KUALA LUMPUR, Nov 1: The Home Ministry (KDN) will finalise whether amendments to the provisions related to citizenship will be made to the Federal Constitution or will only involve existing acts and regulations.

Minister Datuk Seri Saifuddin Nasution Ismail, said that the Federal Constitution clearly provides for three ways to obtain citizenship, namely law enforcement, registration, and naturalisation through Articles 14, 15, 16, 19, and 30.

However, he said there are several other acts and regulations that support the main provisions related to citizenship in the Federal Constitution.

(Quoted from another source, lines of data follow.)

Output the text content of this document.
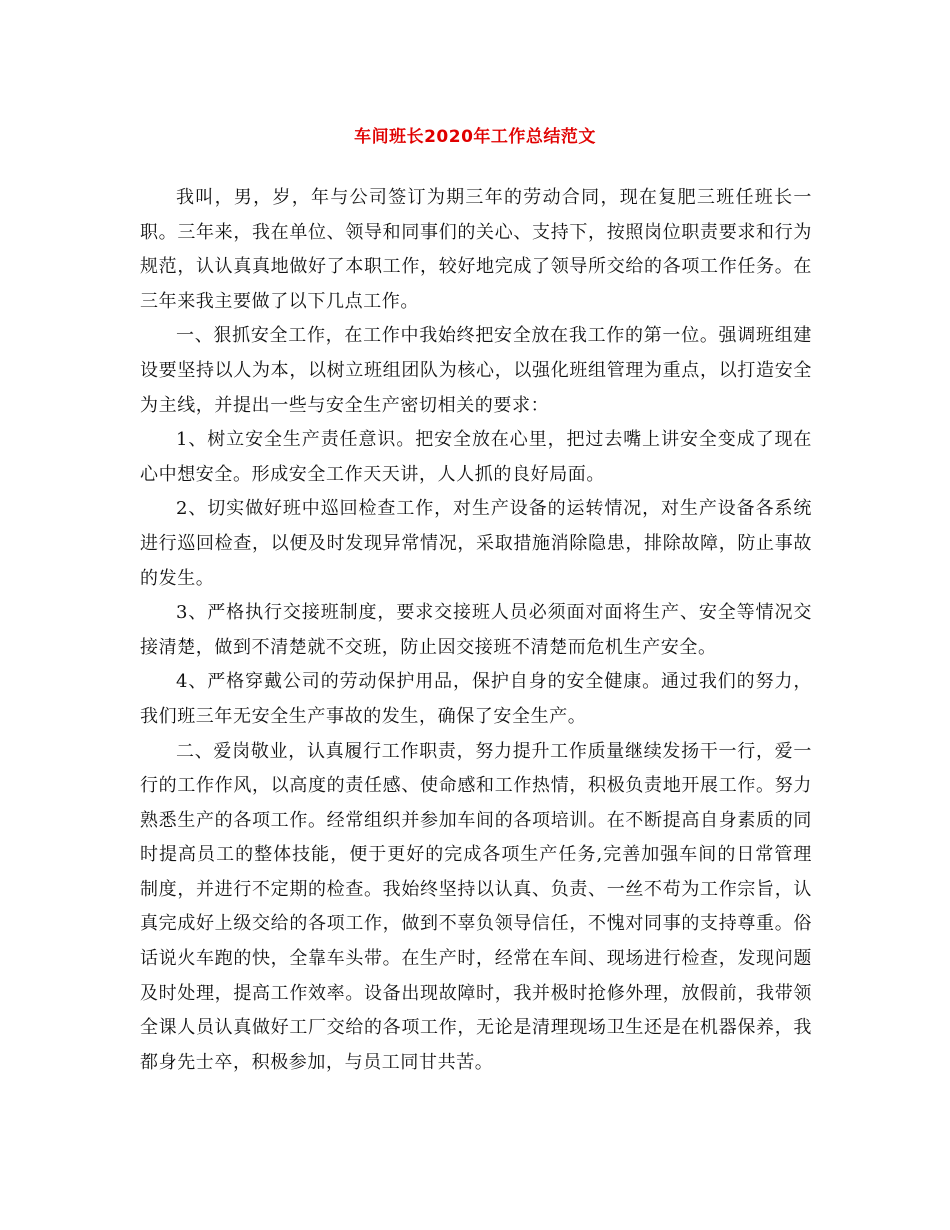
车间班长2020年工作总结范文

我叫，男，岁，年与公司签订为期三年的劳动合同，现在复肥三班任班长一职。三年来，我在单位、领导和同事们的关心、支持下，按照岗位职责要求和行为规范，认认真真地做好了本职工作，较好地完成了领导所交给的各项工作任务。在三年来我主要做了以下几点工作。

一、狠抓安全工作，在工作中我始终把安全放在我工作的第一位。强调班组建设要坚持以人为本，以树立班组团队为核心，以强化班组管理为重点，以打造安全为主线，并提出一些与安全生产密切相关的要求：

1、树立安全生产责任意识。把安全放在心里，把过去嘴上讲安全变成了现在心中想安全。形成安全工作天天讲，人人抓的良好局面。

2、切实做好班中巡回检查工作，对生产设备的运转情况，对生产设备各系统进行巡回检查，以便及时发现异常情况，采取措施消除隐患，排除故障，防止事故的发生。

3、严格执行交接班制度，要求交接班人员必须面对面将生产、安全等情况交接清楚，做到不清楚就不交班，防止因交接班不清楚而危机生产安全。

4、严格穿戴公司的劳动保护用品，保护自身的安全健康。通过我们的努力，我们班三年无安全生产事故的发生，确保了安全生产。

二、爱岗敬业，认真履行工作职责，努力提升工作质量继续发扬干一行，爱一行的工作作风，以高度的责任感、使命感和工作热情，积极负责地开展工作。努力熟悉生产的各项工作。经常组织并参加车间的各项培训。在不断提高自身素质的同时提高员工的整体技能，便于更好的完成各项生产任务,完善加强车间的日常管理制度，并进行不定期的检查。我始终坚持以认真、负责、一丝不苟为工作宗旨，认真完成好上级交给的各项工作，做到不辜负领导信任，不愧对同事的支持尊重。俗话说火车跑的快，全靠车头带。在生产时，经常在车间、现场进行检查，发现问题及时处理，提高工作效率。设备出现故障时，我并极时抢修外理，放假前，我带领全课人员认真做好工厂交给的各项工作，无论是清理现场卫生还是在机器保养，我都身先士卒，积极参加，与员工同甘共苦。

“Citizenship-related laws are not only under the Federal Constitution but are also supported by other acts and regulations such as the Births and Deaths Registration Act 1957, National Registration Act 1959, Islamic Family Law Enactments in the states, Passport Act 1966, and Immigration Act 1959.

“The principles of citizenship are outlined in the Federal Constitution, but for the purpose of approving citizenship issues, there are more than a dozen supporting regulations… hence, the proposed amendments may not be reflected in the Federal Constitution but rather in these supporting acts… this will be finalised,” he said when winding-up the 2024 Supply Bill debate at the policy stage for the ministry  in the Dewan Rakyat today.

In addition, he said that engagement sessions with the relevant parties are still ongoing, and KDN is reviewing best practices related to citizenship legislation that are being practiced by other countries, including Commonwealth and non-Commonwealth countries.

Meanwhile, on the issue of freedom of speech and the repeal of the Sedition Act 1948, Saifuddin Nasution said the Cabinet has decided that the act will only be used for offences related to the royal institution.

“…the Cabinet made a decision that if it involves the royal institution, such as criticising, defaming, belittling, or insulting the royal institution whereby its sanctity and dignity are protected as enshrined in the Federal Constitution, then only will the Sedition Act be used.

“For ordinary cases (offences related to freedom of speech), we use the existing acts, namely the Communications and Multimedia Act 1998 (Act 588) and the Penal Code (Act 574),” he said.